La notion de Maitre d’Ouvrage a été bien intégrée depuis et fait partie de la culture des collectivités publiques, pour qui le maître d’ouvrage est celui qui réalise de la commande publique, ce qui le fait déborder du champ même des travaux. C’est sans doute moins le cas depuis quelques années, à nouveau sous l’influence du droit européen, dès lors que la notion de maitre d’ouvrage a d’abord été supplantée par celle de pouvoir adjudicateur puis celle, plus récente et particulièrement extensive, d’acheteur public.
Ces toutes dernières années, deux évolutions ont plus particulièrement fragilisé ce cadre juridique. La première est relative à la disparition de la maitrise d’ouvrage publique dans la définition des marchés publics de travaux. Dès lors que, dorénavant, il suffit de démontrer- ce qui n’est pas évident en soi-que la personne publique exerce une influence déterminante sur les travaux réalisés qui répondent à ses exigences pour qu’ils entrent dans le giron de ces marchés, que ladite personne publique en exerce la maitrise d’ouvrage ou non; ce qui fait que des montages contractuels du type cession de droits à construire, bail emphytéotique ou à construction privés ou encore ventes en l’état de futur achèvement ( VEFA) encourent des risques de requalification en marchés publics de travaux en fonction du poids et de l’intervention de la personne publique sur leur conception et/ou leur réalisation. La seconde concerne l’utilisation exponentielle des marchés globaux dérogeant au principe de séparation entre le concepteur et le réalisateur, s’agissant avant tout du marché global de performances qui repose sur des critères - essentiellement rémunération du titulaire liée à la réalisation d’objectifs chiffrés de performances-relativement souples à mettre en œuvre.
La loi CAP du 7 juillet 2016 a plutôt été dans le sens de la protection des maitres d’œuvre, en imposant leur identification au sein des contrats globaux du type marchés publics globaux de performances et leur octroyant, via son décret d’application du 5 mai 2017, une mission de base obligatoire- par définition moins étendue que la mission de base dans les contrats séparés ne serait que dans le cadre du suivi de l’exécution des travaux et la réception des ouvrages.

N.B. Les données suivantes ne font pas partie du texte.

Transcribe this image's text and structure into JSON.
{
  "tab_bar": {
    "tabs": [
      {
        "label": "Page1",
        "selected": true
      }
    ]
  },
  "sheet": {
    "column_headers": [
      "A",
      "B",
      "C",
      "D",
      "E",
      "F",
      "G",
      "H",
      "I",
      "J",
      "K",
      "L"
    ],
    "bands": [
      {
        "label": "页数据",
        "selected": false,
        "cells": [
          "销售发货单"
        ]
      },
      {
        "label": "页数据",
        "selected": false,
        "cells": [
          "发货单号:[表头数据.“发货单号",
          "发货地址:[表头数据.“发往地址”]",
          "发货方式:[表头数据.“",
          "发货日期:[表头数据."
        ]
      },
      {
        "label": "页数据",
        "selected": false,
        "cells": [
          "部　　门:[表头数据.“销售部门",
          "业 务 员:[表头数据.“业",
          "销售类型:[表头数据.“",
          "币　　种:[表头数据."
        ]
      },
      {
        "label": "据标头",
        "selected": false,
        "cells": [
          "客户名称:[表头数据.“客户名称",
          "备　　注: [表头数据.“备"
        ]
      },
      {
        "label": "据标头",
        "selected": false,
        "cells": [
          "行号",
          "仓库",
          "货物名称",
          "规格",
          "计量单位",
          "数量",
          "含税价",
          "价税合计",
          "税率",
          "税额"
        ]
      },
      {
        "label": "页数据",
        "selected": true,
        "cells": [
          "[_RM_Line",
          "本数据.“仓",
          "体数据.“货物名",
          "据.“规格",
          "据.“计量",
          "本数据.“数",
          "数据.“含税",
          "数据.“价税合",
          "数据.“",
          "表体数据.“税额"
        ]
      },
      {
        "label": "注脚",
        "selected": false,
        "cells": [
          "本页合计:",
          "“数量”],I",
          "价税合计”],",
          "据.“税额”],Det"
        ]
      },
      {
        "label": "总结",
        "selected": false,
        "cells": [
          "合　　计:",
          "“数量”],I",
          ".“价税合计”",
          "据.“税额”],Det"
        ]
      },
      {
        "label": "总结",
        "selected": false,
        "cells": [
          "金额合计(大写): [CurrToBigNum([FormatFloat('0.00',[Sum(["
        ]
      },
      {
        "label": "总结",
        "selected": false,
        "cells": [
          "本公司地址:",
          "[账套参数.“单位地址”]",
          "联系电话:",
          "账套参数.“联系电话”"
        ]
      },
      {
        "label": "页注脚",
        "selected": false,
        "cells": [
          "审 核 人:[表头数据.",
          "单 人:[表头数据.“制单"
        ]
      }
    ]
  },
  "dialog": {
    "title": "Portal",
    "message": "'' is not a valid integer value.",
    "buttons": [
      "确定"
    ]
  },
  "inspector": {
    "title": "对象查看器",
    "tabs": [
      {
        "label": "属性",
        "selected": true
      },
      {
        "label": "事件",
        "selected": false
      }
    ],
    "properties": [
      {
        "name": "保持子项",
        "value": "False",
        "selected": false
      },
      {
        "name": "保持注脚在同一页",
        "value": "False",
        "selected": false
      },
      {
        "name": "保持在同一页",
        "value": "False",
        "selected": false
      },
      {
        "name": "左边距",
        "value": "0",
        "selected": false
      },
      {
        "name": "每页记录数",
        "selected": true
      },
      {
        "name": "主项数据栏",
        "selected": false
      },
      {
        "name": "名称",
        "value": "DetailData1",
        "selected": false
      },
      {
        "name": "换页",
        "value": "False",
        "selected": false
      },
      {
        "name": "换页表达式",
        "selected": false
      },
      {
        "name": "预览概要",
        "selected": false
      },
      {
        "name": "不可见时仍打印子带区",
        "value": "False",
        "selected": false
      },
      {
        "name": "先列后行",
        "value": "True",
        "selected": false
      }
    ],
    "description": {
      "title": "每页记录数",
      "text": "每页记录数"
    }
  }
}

La future loi ELAN - en cours d’adoption au parlement - ne semble pas aller dans un sens similaire. Elle étend en effet les exceptions aux principes fondateurs de la loi MOP, concernant surtout l’interdiction de mêler conception et réalisation. Elle permettra ainsi de souscrire de tels marchés globaux sans condition pour la réalisation ou la réhabilitation des ouvrages nécessaires aux jeux olympiques et paralympiques de 2024, la réalisation de logements locatifs aidés par l’Etat - cette dérogation devenant définitive alors qu’elle était auparavant liée à des dates butoirs-, des centres régionaux des œuvres universitaires- jusqu’en 2021-ou encore des réseaux de communication électronique- jusqu’en 2022-.Par ailleurs, la réalisation de bâtiments neufs en conception-construction ne sera plus soumise qu’à un seul critère, celui du dépassement des objectifs thermiques tels que fixés par la RT 2012; ce qui est une souplesse d’une portée considérable au regard des règles et de la pratique actuelle des marchés de conception-réalisation.
Quant aux bailleurs sociaux, ils ne seront plus soumis au titre II de la loi MOP-mission de base, indemnisation en cas de concours, rémunération forfaitaire fixée contractuellement-pour la réalisation des logements aidés par l’Etat. En d’autres termes, les maitres d’œuvre ne seront plus protégés tant en termes de missions que de rémunération par le cadre juridique issu de ce titre II.
Au-delà de la marque de l’action de certains lobbys qui ne manquera pas d’être soulignée par certains, de telles dispositions seront avant tout la traduction des politiques publiques de soutien des domaines concernés, et avant tout du logement social.
Attendons le vote et la mise en œuvre de la loi ELAN... Mais plus que jamais se pose et se posera la question de la pertinence du maintien en tant que telle de la loi MOP dont tant le sens que le contenu ne cessent d’être usés par le temps.